Where are you in your next creative endeavor?
I just finished my latest script. Now it’s time to look for financing and to begin casting, which is always a very long process for me. Because I look for little known actors, and very often non-professional ones, my casting process can span more than six months. I have a hard time believing professional actors in certain roles. Take factory workers, for example. Bodies speak, and no actor can ever have the physique someone who’s actually done hard labor for over 30 years. That’s not something you can play. That’s why I can spend six to eight months just in casting. I don’t only look for people with strong personalities who can bring their characters to life; I also need to make sure they mesh within the alchemy of the group. In a way it’s the most pivotal part of the process, because if I mess up there, the film will never work.

Can you tell us anything more about the script?
Let’s say that it’s a film that reflects on the dangers of social networks and the difficulties of not falling victim to their power. Those concerns were certainly present in “The Workshop,” but here, they’ll take center stage. I’m interested in the complexity of the world in which I live. I try to share all the questions that the world poses, and I try to stay attentive to what’s going on around me.

Another theme that feels disturbingly relevant. Have you heard the curse, “May you live in interesting times?”
There’s another adage: “Happy people have no stories to tell.” I don’t try to catalogue all the horrors of the world; I simply try to look at the world in all its complexity. The world interrogates me all the time, and I want to share the questions it asks, because I rarely have many answers.

Will this next project reunite you with [“BPM” director and long-time creative partner] Robin Campillo?
Sadly no, but for a happy reason. Robin is busy working on his next film and he just doesn’t have the time. I wrote this latest script with screenwriting duo Fanny Burdino and Samuel Doux, who wrote the recent Cédric Kahn film “The Prayer,” among others. Working with them has been wonderful, but still, it hasn’t been easy to mourn a more-than-two-decades-long collaboration with Robin. We all have to move on to our next projects, but I hope we’ll be able to work together again at some future point.

How do you feel about the French film industry as it stands today?
I think we’re going through a really precarious period in film production, and I very much fear that it’s going to be a lot more difficult make my kind of cinema. If you make films that don’t exactly announce themselves as surefire hits, you feel like you’re walking a tightrope. There’s less money overall, and more of it gets concentrated in the same few projects. In France, things are more difficult today than they were 10 years ago. A decade ago, Canal Plus would help finance a lot more productions. Moreover, there’s been a recent inflation in terms of budgets and resources spent. I really don’t want to partake in that trend. I don’t want to take larger scale films in order to show my evolution as a director.
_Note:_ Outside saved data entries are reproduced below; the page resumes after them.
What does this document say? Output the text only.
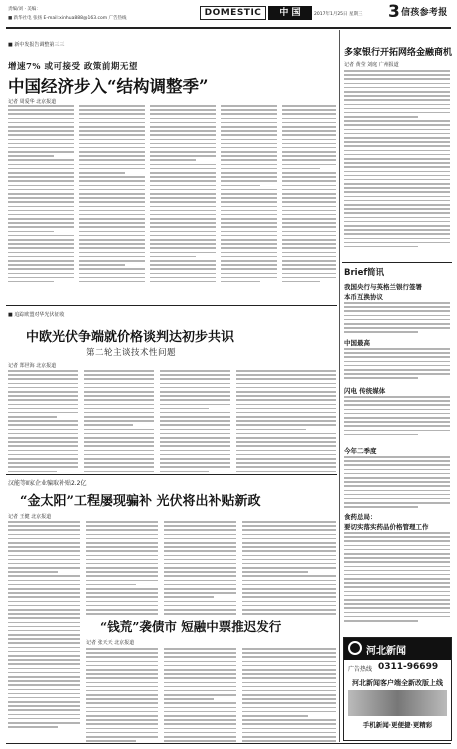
DOMESTIC	中 国	2017年1月25日 星期三	3 信孩参考报
责编/刘 · 美编：
■ 新华社电 张扬 E-mail:xinhua888@163.com 广告热线
■ 新中发报告调整第三三
增速7% 或可接受 政策前期无望
中国经济步入“结构调整季”
记者 周爱华 北京报道
■ 追踪欧盟对华光伏征收
中欧光伏争端就价格谈判达初步共识
第二轮主谈技术性问题
记者 郑世海 北京报道
汉能等Ⅱ家企业骗取补贴2.2亿
“金太阳”工程屡现骗补 光伏将出补贴新政
记者 王健 北京报道
“钱荒”袭债市 短融中票推迟发行
记者 张天天 北京报道
多家银行开拓网络金融商机
记者 黄莹 刘庭 广州报道
Brief简讯
我国央行与英格兰银行签署
本币互换协议
中国最高
闪电 传统媒体
今年二季度
食药总局：
要切实落实药品价格管理工作
河北新闻
广告热线 0311-96699
河北新闻客户端全新改版上线
手机新闻·更便捷·更精彩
Do you feel like you’ve evolved as a director?
I have the impression that I have as many doubts today as I did when starting out. Whenever I begin a new project I’ve spent months and months turning it around in my head, telling myself yes one day and no the next. I certainly don’t feel any more at ease in my process. Maybe the only thing that I’ve learned is how to be happier on set. I think if you’re happy on set it shows up onscreen. And I’ve learned that once you’re happy with a take you can let it be. Once you’re satisfied, you don’t have to try it again and again. So I have gleaned that wisdom.